Dash cameras are common in other countries, especially Russia, where hundreds of crashes are documented on the Internet. They’re in police cars in the U.S., but now everyday drivers are starting to catch up on the concept.

“They’re very handy in proving your case in an insurance problem if you’re in any kind of a crash,” Robert Sinclair, manager of media relations for AAA, told CBS2’s Valerie Castro.

The busy intersection of Rockaway and Farmers boulevards in Queens was the site of one frightening crash, but the driver cited had a dashcam. The video clearly showed he had the green light, ultimately saving him a violation and a costly insurance claim.

“There’s no disputing the video,” Sinclair said.

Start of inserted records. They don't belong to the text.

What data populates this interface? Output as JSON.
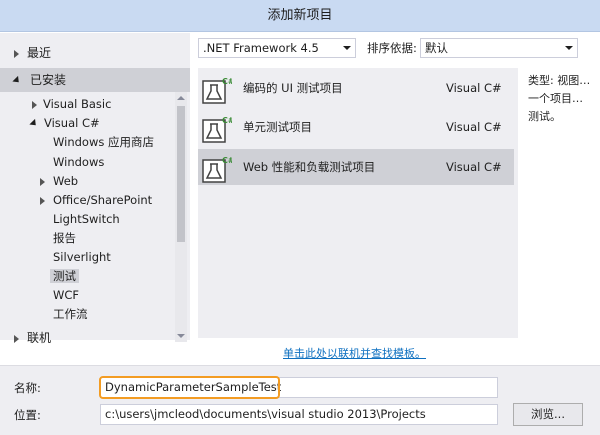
{
  "window": {
    "title": "添加新项目"
  },
  "tree": {
    "recent": "最近",
    "installed": "已安装",
    "visual_basic": "Visual Basic",
    "visual_csharp": "Visual C#",
    "children": [
      "Windows 应用商店",
      "Windows",
      "Web",
      "Office/SharePoint",
      "LightSwitch",
      "报告",
      "Silverlight",
      "测试",
      "WCF",
      "工作流"
    ],
    "selected": "测试",
    "online": "联机"
  },
  "toolbar": {
    "framework": ".NET Framework 4.5",
    "sort_label": "排序依据:",
    "sort_value": "默认"
  },
  "templates": [
    {
      "name": "编码的 UI 测试项目",
      "language": "Visual C#"
    },
    {
      "name": "单元测试项目",
      "language": "Visual C#"
    },
    {
      "name": "Web 性能和负载测试项目",
      "language": "Visual C#"
    }
  ],
  "description": {
    "line1": "类型:  视图…",
    "line2": "一个项目…",
    "line3": "测试。"
  },
  "online_link": "单击此处以联机并查找模板。",
  "form": {
    "name_label": "名称:",
    "name_value": "DynamicParameterSampleTest",
    "location_label": "位置:",
    "location_value": "c:\\users\\jmcleod\\documents\\visual studio 2013\\Projects",
    "browse_label": "浏览..."
  },
  "colors": {
    "title_bg": "#c9daf2",
    "panel_bg": "#eeeef2",
    "selection": "#cfd0d6",
    "link": "#0e70c0",
    "name_highlight": "#f39c23"
  }
}
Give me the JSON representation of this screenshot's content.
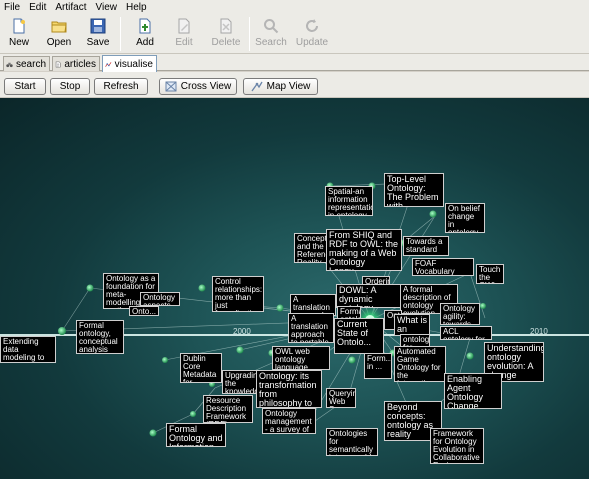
{
  "menu": [
    "File",
    "Edit",
    "Artifact",
    "View",
    "Help"
  ],
  "toolbar": {
    "new": "New",
    "open": "Open",
    "save": "Save",
    "add": "Add",
    "edit": "Edit",
    "delete": "Delete",
    "search": "Search",
    "update": "Update"
  },
  "tabs": [
    "search",
    "articles",
    "visualise"
  ],
  "viewbar": {
    "start": "Start",
    "stop": "Stop",
    "refresh": "Refresh",
    "cross_view": "Cross View",
    "map_view": "Map View"
  },
  "timeline": {
    "year_left": "2000",
    "year_right": "2010"
  },
  "nodes": [
    "Top-Level Ontology: The Problem with Naturalism",
    "Spatial-an information representation in ontology knowledge b...",
    "On belief change in ontology evolution",
    "Concepts and the Reference Reality",
    "From SHIQ and RDF to OWL: the making of a Web Ontology Langu...",
    "Towards a standard upper ontology",
    "FOAF Vocabulary Specification",
    "Touch the OWL",
    "Ontology as a foundation for meta-modelling and method engineer...",
    "Ontology aspects - An ...",
    "Onto...",
    "Control relationships: more than just formalisations for ...",
    "Ordering ...",
    "DOWL: A dynamic ontology language",
    "A formal description of ontology evolution ...",
    "A translation approach to portable ontology specification",
    "A translation approach to portable ontology specifications",
    "Ontology agility: towards ...",
    "ACL ontology for ...",
    "Formal ontology, conceptual analysis and knowle...",
    "Formal ontology conceptual and ...",
    "Current State of Ontolo...",
    "Onto...",
    "What is an ontology",
    "ontology for ...",
    "Extending data modeling to cover the whole enterprise",
    "Dublin Core Metadata for Resource Discovery",
    "Form... in ...",
    "OWL web ontology language ...",
    "Automated Game Ontology for the Interaction of Ontology ...",
    "Understanding ontology evolution: A change detect...",
    "Upgrading the knowledge integration and ...",
    "Ontology: its transformation from philosophy to information syst...",
    "Resource Description Framework (RDF) Model and Syntax",
    "Ontology management - a survey of exist...",
    "Querying Web Semantic ...",
    "Enabling Agent Ontology Change Management with Semantic Web-ba...",
    "Formal Ontology and Information Systems",
    "Beyond concepts: ontology as reality representat...",
    "Ontologies for semantically interoperable systems",
    "Framework for Ontology Evolution in Collaborative Environmen..."
  ]
}
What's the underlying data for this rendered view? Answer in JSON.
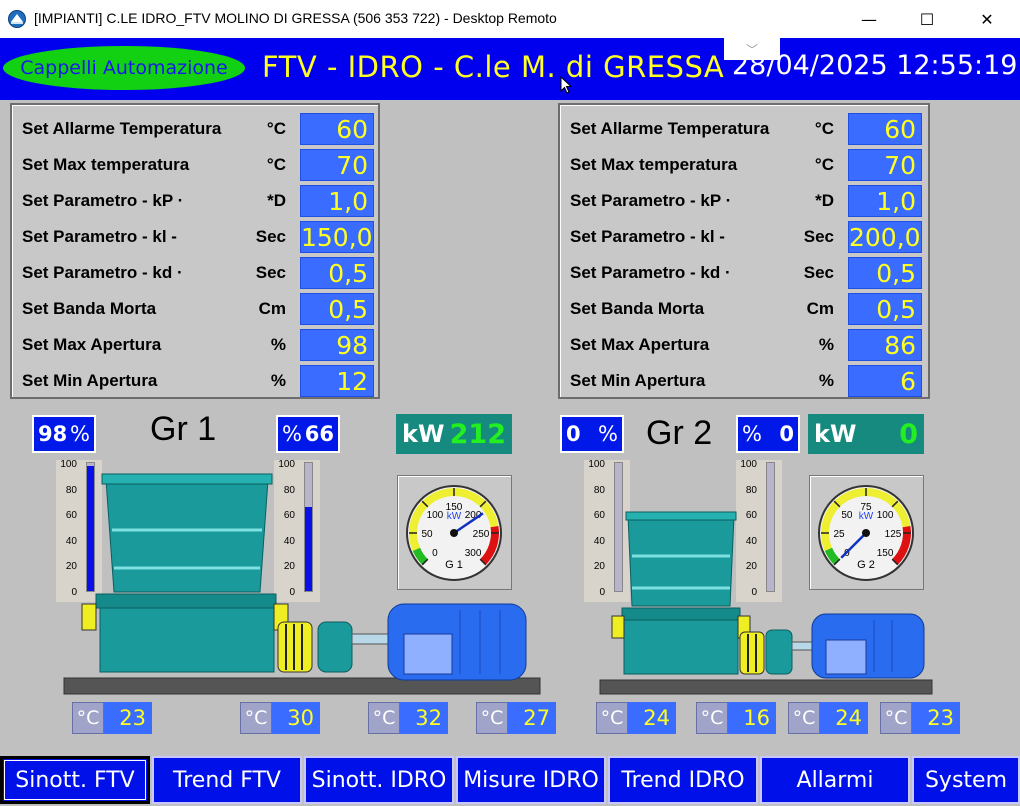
{
  "window": {
    "title": "[IMPIANTI] C.LE IDRO_FTV MOLINO DI GRESSA (506 353 722) - Desktop Remoto",
    "minimize": "—",
    "maximize": "☐",
    "close": "✕"
  },
  "header": {
    "brand": "Cappelli Automazione",
    "title": "FTV - IDRO - C.le M. di GRESSA",
    "datetime": "28/04/2025 12:55:19",
    "rd_chevron": "﹀"
  },
  "panels": [
    {
      "rows": [
        {
          "label": "Set Allarme Temperatura",
          "unit": "°C",
          "value": "60"
        },
        {
          "label": "Set Max temperatura",
          "unit": "°C",
          "value": "70"
        },
        {
          "label": "Set Parametro - kP ·",
          "unit": "*D",
          "value": "1,0"
        },
        {
          "label": "Set Parametro - kl -",
          "unit": "Sec",
          "value": "150,0"
        },
        {
          "label": "Set Parametro - kd ·",
          "unit": "Sec",
          "value": "0,5"
        },
        {
          "label": "Set Banda Morta",
          "unit": "Cm",
          "value": "0,5"
        },
        {
          "label": "Set Max Apertura",
          "unit": "%",
          "value": "98"
        },
        {
          "label": "Set Min Apertura",
          "unit": "%",
          "value": "12"
        }
      ]
    },
    {
      "rows": [
        {
          "label": "Set Allarme Temperatura",
          "unit": "°C",
          "value": "60"
        },
        {
          "label": "Set Max temperatura",
          "unit": "°C",
          "value": "70"
        },
        {
          "label": "Set Parametro - kP ·",
          "unit": "*D",
          "value": "1,0"
        },
        {
          "label": "Set Parametro - kl -",
          "unit": "Sec",
          "value": "200,0"
        },
        {
          "label": "Set Parametro - kd ·",
          "unit": "Sec",
          "value": "0,5"
        },
        {
          "label": "Set Banda Morta",
          "unit": "Cm",
          "value": "0,5"
        },
        {
          "label": "Set Max Apertura",
          "unit": "%",
          "value": "86"
        },
        {
          "label": "Set Min Apertura",
          "unit": "%",
          "value": "6"
        }
      ]
    }
  ],
  "groups": [
    {
      "name": "Gr 1",
      "opening_left": "98",
      "opening_right": "66",
      "pct": "%",
      "kw_label": "kW",
      "kw_value": "212",
      "scale_ticks": [
        "100",
        "80",
        "60",
        "40",
        "20",
        "0"
      ],
      "left_scale_level": 0.98,
      "right_scale_level": 0.66,
      "gauge": {
        "ticks": [
          "0",
          "50",
          "100",
          "150",
          "200",
          "250",
          "300"
        ],
        "unit": "kW",
        "name": "G 1",
        "max": 300,
        "value": 212
      },
      "temps": [
        "23",
        "30",
        "32",
        "27"
      ]
    },
    {
      "name": "Gr 2",
      "opening_left": "0",
      "opening_right": "0",
      "pct": "%",
      "kw_label": "kW",
      "kw_value": "0",
      "scale_ticks": [
        "100",
        "80",
        "60",
        "40",
        "20",
        "0"
      ],
      "left_scale_level": 0.0,
      "right_scale_level": 0.0,
      "gauge": {
        "ticks": [
          "0",
          "25",
          "50",
          "75",
          "100",
          "125",
          "150"
        ],
        "unit": "kW",
        "name": "G 2",
        "max": 150,
        "value": 0
      },
      "temps": [
        "24",
        "16",
        "24",
        "23"
      ]
    }
  ],
  "temp_unit": "°C",
  "nav": [
    "Sinott. FTV",
    "Trend FTV",
    "Sinott. IDRO",
    "Misure IDRO",
    "Trend IDRO",
    "Allarmi",
    "System"
  ],
  "colors": {
    "header_bg": "#0000ee",
    "value_bg": "#3a6cff",
    "value_text": "#ffff22",
    "kw_bg": "#168a7e",
    "kw_value": "#22ee22"
  }
}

Just one camera installed in the vehicle can make all the difference. Sinclair’s own dashcam captured a person crossing against the light as his vehicle approached. Luckily, no accident was involved, but the documentation could be useful in a different situation.

“They serve as good defense mechanism for you if you have to go to court,” he said.

CBS2 talked to a man who ultimately banked on the footage captured on his dashcam in Brooklyn.

“I got stopped by the cop and he was saying that basically, I made a left turn from the right lane,” the man named Abraham said.

Once police reviewed his video, which showed he was in the turning lane, the case was cleared

“They called me [and said], ‘Don’t worry; we took care, you don’t have to go to court,'” Abraham said.

He added that the $150 he paid for the dashcam was about what the ticket would have cost him, in addition to three points on his license.

Cameras are coming down in price and adding features like continuous recording. State Assemblyman Dov Hikind (D-Brooklyn) said they’re becoming a vital tool that should be in everyone’s car.

“Every car that has one of these dash cameras is recording what’s going on in the back, down the block, in front of the block,” Hikind told CBS2. “This is not just about protecting yourself, it’s about protecting your community, your neighborhood.”

Prices for the cameras start at about $39 and can be installed at home.